Comment by montebicyclelo
Comment by montebicyclelo 4 days ago
Forced password rotation and expiry seems the bigger problem; given that it causes people to get locked out so often, (e.g. if pw expires when on holiday), — often then requiring travelling to IT, or at least a few hours trying to get IT on the phone to reset, or chasing up colleagues who aren't locked out to get in touch with IT.
Many (most?) companies still do it, despite it now not being recommended by NIST:
> Verifiers SHOULD NOT require memorized secrets to be changed arbitrarily (e.g., periodically)
https://pages.nist.gov/800-63-3/sp800-63b.html
Or by Microsoft
> Password expiration requirements do more harm than good...
https://learn.microsoft.com/en-us/microsoft-365/admin/misc/p...
But these don't seem to be authoritative enough for IT / security, (and there are still guidelines out there that do recommend the practice IIRC).
The requirements usually don’t come from IT.

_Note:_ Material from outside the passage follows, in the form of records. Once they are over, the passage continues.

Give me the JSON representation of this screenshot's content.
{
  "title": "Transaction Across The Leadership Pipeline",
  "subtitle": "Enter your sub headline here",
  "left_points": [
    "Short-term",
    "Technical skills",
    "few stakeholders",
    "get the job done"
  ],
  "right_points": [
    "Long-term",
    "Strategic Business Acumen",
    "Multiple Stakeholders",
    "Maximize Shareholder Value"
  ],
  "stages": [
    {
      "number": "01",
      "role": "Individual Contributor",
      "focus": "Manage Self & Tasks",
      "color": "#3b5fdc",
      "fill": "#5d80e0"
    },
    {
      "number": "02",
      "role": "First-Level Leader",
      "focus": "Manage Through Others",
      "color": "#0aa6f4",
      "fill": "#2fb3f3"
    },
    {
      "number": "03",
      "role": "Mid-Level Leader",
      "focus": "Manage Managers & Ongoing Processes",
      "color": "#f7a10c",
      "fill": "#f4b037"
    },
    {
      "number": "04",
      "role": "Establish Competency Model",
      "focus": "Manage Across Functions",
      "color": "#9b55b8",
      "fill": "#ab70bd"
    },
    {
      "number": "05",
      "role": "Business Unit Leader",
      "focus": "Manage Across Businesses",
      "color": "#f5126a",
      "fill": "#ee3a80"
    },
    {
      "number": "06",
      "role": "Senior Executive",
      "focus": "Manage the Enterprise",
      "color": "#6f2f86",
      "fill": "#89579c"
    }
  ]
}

It’s usually on the checklist for some audit that the organisation wants because it lowers insurance premiums or credit card processing fees. In some cases it’s because an executive believes it will be good evidence for them having done everything right in case of a breach.
Point being the people implementing it usually know it’s a bad idea and so do the people asking for it. But politics and incentives are aligned with it being safer for the individuals to go along with it.